Les taux obligataires ont augmenté au cours du trimestre. On s’attend à ce que la Fed interrompe ses hausses de taux, puis recommence à les relever plus tard. Passons en revue quelques faits. Tout d’abord, l’inflation a diminué, mais à un rythme inférieur aux prévisions optimistes du début de l’année. Elle est encore trop élevée par rapport à la cible de la Fed pour que celle-ci crie victoire.
Les demandes de prestation d’assurance-emploi augmentent, mais très lentement, et le taux de chômage est toujours inférieur à 4 %. En raison de ces deux facteurs, les marchés prévoient une nouvelle hausse, ce qui nous semble justifié. Le taux final des fonds fédéraux devrait donc se situer aux alentours de 5,5 %. En 2023, les hausses de taux devraient totaliser environ 100 points de base (pb), contre environ 400 pb en 2022.
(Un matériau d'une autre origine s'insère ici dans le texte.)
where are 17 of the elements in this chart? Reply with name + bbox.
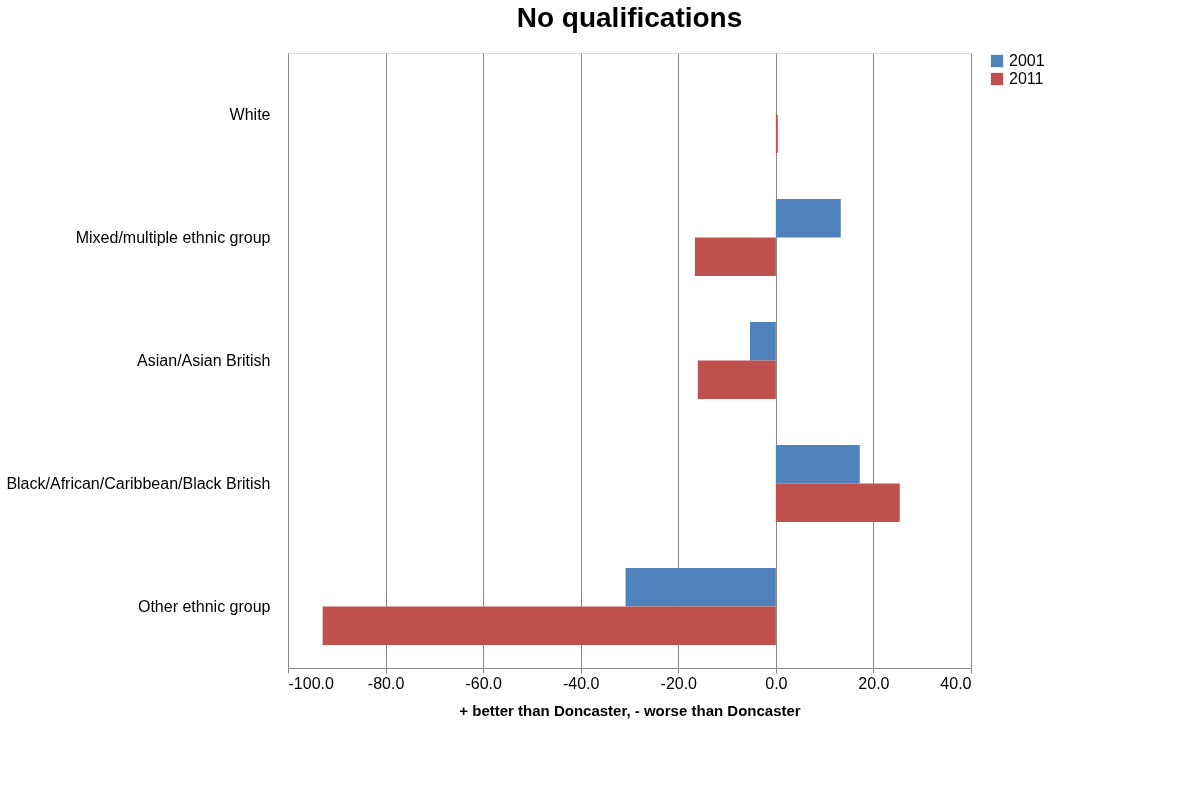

Nous pouvons donc toujours affirmer que la Fed est plus près de la fin de son cycle de relèvement que du début. Au cours des derniers mois, nous avons analysé quatre scénarios clés concernant l’évolution de la macroéconomie, de l’inflation et des marchés obligataires. Faisons le point sur les différentes probabilités. La bonne nouvelle : la probabilité du scénario présentant le plus grand risque de marché baissier a diminué.
Ce scénario rappelle la période de la fin des années 1970, lorsque la Fed a déclaré victoire trop tôt et que l’inflation a repris son envol par la suite. Les hypothèses de taux neutre de la Fed seraient trop faibles, et sa politique monétaire ne serait pas suffisamment restrictive. De nouvelles hausses seraient donc nécessaires à partir du moment où la Fed en serait convaincue. Nous estimons que la probabilité de ce scénario est désormais beaucoup plus faible et s’élève à environ 10 %.
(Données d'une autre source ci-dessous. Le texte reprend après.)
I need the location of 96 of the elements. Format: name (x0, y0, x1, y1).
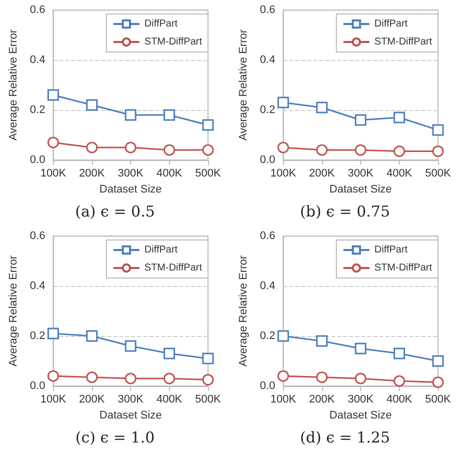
point (86, 99, 98, 111)
x-tick-label: 100K (40, 168, 67, 180)
point (124, 109, 136, 121)
point (47, 328, 59, 340)
y-tick-label: 0.6 (260, 230, 276, 242)
x-tick-label: 400K (156, 394, 183, 406)
legend-label: DiffPart (374, 244, 408, 256)
x-tick-label: 400K (156, 168, 183, 180)
point (354, 144, 366, 156)
x-tick-label: 100K (40, 394, 67, 406)
point (316, 372, 328, 383)
y-tick-label: 0.6 (30, 230, 46, 242)
point (164, 144, 176, 156)
y-tick-label: 0.0 (30, 154, 46, 166)
x-tick-label: 500K (195, 394, 222, 406)
point (164, 109, 176, 121)
x-tick-label: 100K (270, 394, 297, 406)
point (86, 372, 98, 383)
y-axis-title: Average Relative Error (238, 29, 250, 141)
point (164, 372, 176, 384)
legend-label: DiffPart (144, 18, 178, 30)
point (202, 374, 214, 386)
x-tick-label: 500K (425, 394, 452, 406)
y-tick-label: 0.0 (260, 380, 276, 392)
point (394, 375, 406, 387)
x-axis-title: Dataset Size (329, 183, 392, 196)
y-tick-label: 0.0 (260, 154, 276, 166)
y-axis-title: Average Relative Error (238, 255, 250, 367)
y-tick-label: 0.0 (30, 380, 46, 392)
text: (d) ϵ = 1.25 (300, 428, 390, 446)
x-tick-label: 500K (195, 168, 222, 180)
x-tick-label: 300K (348, 168, 374, 180)
x-tick-label: 400K (386, 394, 413, 406)
text: (b) ϵ = 0.75 (300, 202, 390, 220)
text: (c) ϵ = 1.0 (75, 428, 155, 446)
point (432, 124, 444, 136)
point (202, 119, 214, 131)
point (86, 330, 98, 342)
y-tick-label: 0.2 (260, 104, 276, 116)
point (394, 348, 406, 360)
point (432, 355, 444, 367)
x-tick-label: 400K (386, 168, 413, 180)
point (202, 144, 214, 156)
x-axis-title: Dataset Size (329, 409, 392, 422)
y-tick-label: 0.4 (30, 54, 46, 66)
x-tick-label: 200K (309, 168, 336, 180)
y-tick-label: 0.2 (30, 104, 46, 116)
point (432, 146, 444, 157)
x-tick-label: 300K (348, 394, 374, 406)
x-tick-label: 200K (309, 394, 336, 406)
point (316, 144, 328, 156)
point (47, 89, 59, 101)
y-tick-label: 0.2 (260, 330, 276, 342)
point (124, 142, 136, 154)
point (277, 330, 289, 342)
x-tick-label: 200K (79, 394, 106, 406)
x-axis-title: Dataset Size (99, 183, 162, 196)
legend-label: STM-DiffPart (144, 36, 202, 48)
point (47, 136, 59, 148)
point (124, 372, 136, 384)
point (354, 342, 366, 354)
legend-label: STM-DiffPart (144, 262, 202, 274)
point (164, 348, 176, 360)
y-tick-label: 0.6 (260, 4, 276, 16)
x-tick-label: 300K (118, 168, 144, 180)
point (432, 376, 444, 388)
point (354, 372, 366, 384)
point (202, 352, 214, 364)
point (86, 142, 98, 154)
text: (a) ϵ = 0.5 (75, 202, 155, 220)
point (394, 112, 406, 124)
x-tick-label: 200K (79, 168, 106, 180)
x-axis-title: Dataset Size (99, 409, 162, 422)
y-axis-title: Average Relative Error (8, 255, 20, 367)
point (316, 335, 328, 347)
y-axis-title: Average Relative Error (8, 29, 20, 141)
y-tick-label: 0.2 (30, 330, 46, 342)
x-tick-label: 300K (118, 394, 144, 406)
y-tick-label: 0.6 (30, 4, 46, 16)
y-tick-label: 0.4 (260, 54, 276, 66)
point (47, 370, 59, 382)
point (354, 114, 366, 126)
point (277, 142, 289, 154)
x-tick-label: 500K (425, 168, 452, 180)
x-tick-label: 100K (270, 168, 297, 180)
legend-label: STM-DiffPart (374, 262, 432, 274)
point (277, 370, 289, 382)
point (277, 96, 289, 108)
legend-label: STM-DiffPart (374, 36, 432, 48)
point (316, 102, 328, 114)
y-tick-label: 0.4 (260, 280, 276, 292)
point (394, 146, 406, 157)
point (124, 340, 136, 352)
legend-label: DiffPart (144, 244, 178, 256)
y-tick-label: 0.4 (30, 280, 46, 292)
legend-label: DiffPart (374, 18, 408, 30)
La Fed cherche activement à préserver sa crédibilité. La probabilité du deuxième scénario, celui de « désinflation immaculée », a également reculé. Comme l’inflation ne s’est pas résorbée plus rapidement que prévu, les attentes relatives au taux plafond des fonds fédéraux ont été revues à la hausse. Penchons-nous maintenant sur les deux scénarios clés les plus plausibles. L’un prévoit un certain bouleversement : la Fed serait contrainte de réduire considérablement les taux pour préserver la stabilité des marchés et atténuer le risque systémique.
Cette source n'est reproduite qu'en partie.